Andre van Rüschen beispielsweise kann seit einem Autounfall seine Beine nicht mehr spüren. Trotzdem ist er täglich zu Fuß unterwegs. Sogar Treppen meistert er inzwischen alleine. Andre van Rüschen hält sich mit der einen Hand am Geländer, mit der anderen stützt er sich auf den Gehstock. Seine Beine meistern Stufe für Stufe, und oben angekommen, lächelt er. Für ihn ist Laufen ein reines Glücksgefühl. Denn Andre ist querschnittsgelähmt. Durch den Autounfall wurde sein Rückenmark durchtrennt. Dennoch ist er täglich im aufrechten Gang unterwegs. Ein Exoskelett übernimmt die Funktion seiner Beine. Es ist ein mechatronisches Stütz- und Bewegungssystem, in dem Elektromotoren die Bewegung der Hüften und Knie übernehmen.

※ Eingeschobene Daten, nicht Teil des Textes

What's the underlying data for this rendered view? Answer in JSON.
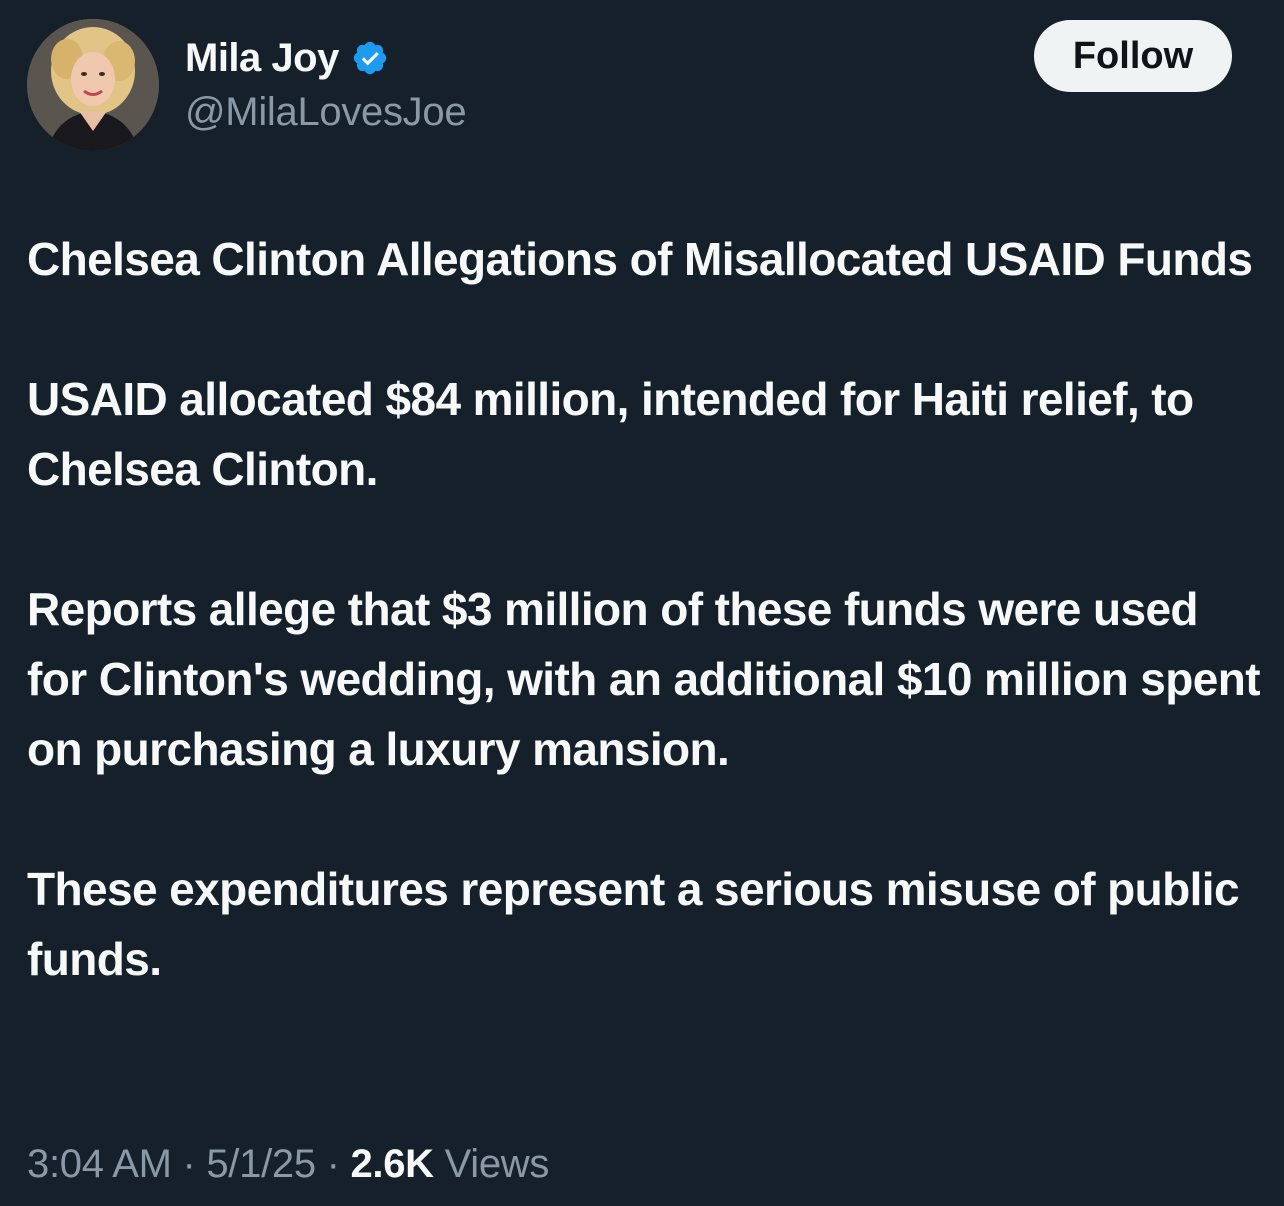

Die israelische Firma Rewalk Robotic entwickelt solche Systeme und gilt bereits als sehr etabliert, obwohl der Markt für Exoskelette noch jung ist. Ihre Produkte sind in den USA, in Europa und weiteren Ländern für den Privatgebrauch zugelassen. Mehr als 120 Trainingszentren weltweit sind mit solchen Geräten ausgestattet.

Andre van Rüschen meldete sich 2012 als Testperson bei Rewalk und wurde daraufhin nach London in ein Trainingscamp eingeladen. Dort lernte er, mit dem Exoskelett zu stehen, zu laufen und sich umzudrehen. Die Steuerung funktioniert über eine Uhr und mittels Gewichtsverlagerung. Eine Betreuungsperson stand ihm jeweils zur Seite. Später konnte sich der Familienvater aus Deutschland alleine fortbewegen.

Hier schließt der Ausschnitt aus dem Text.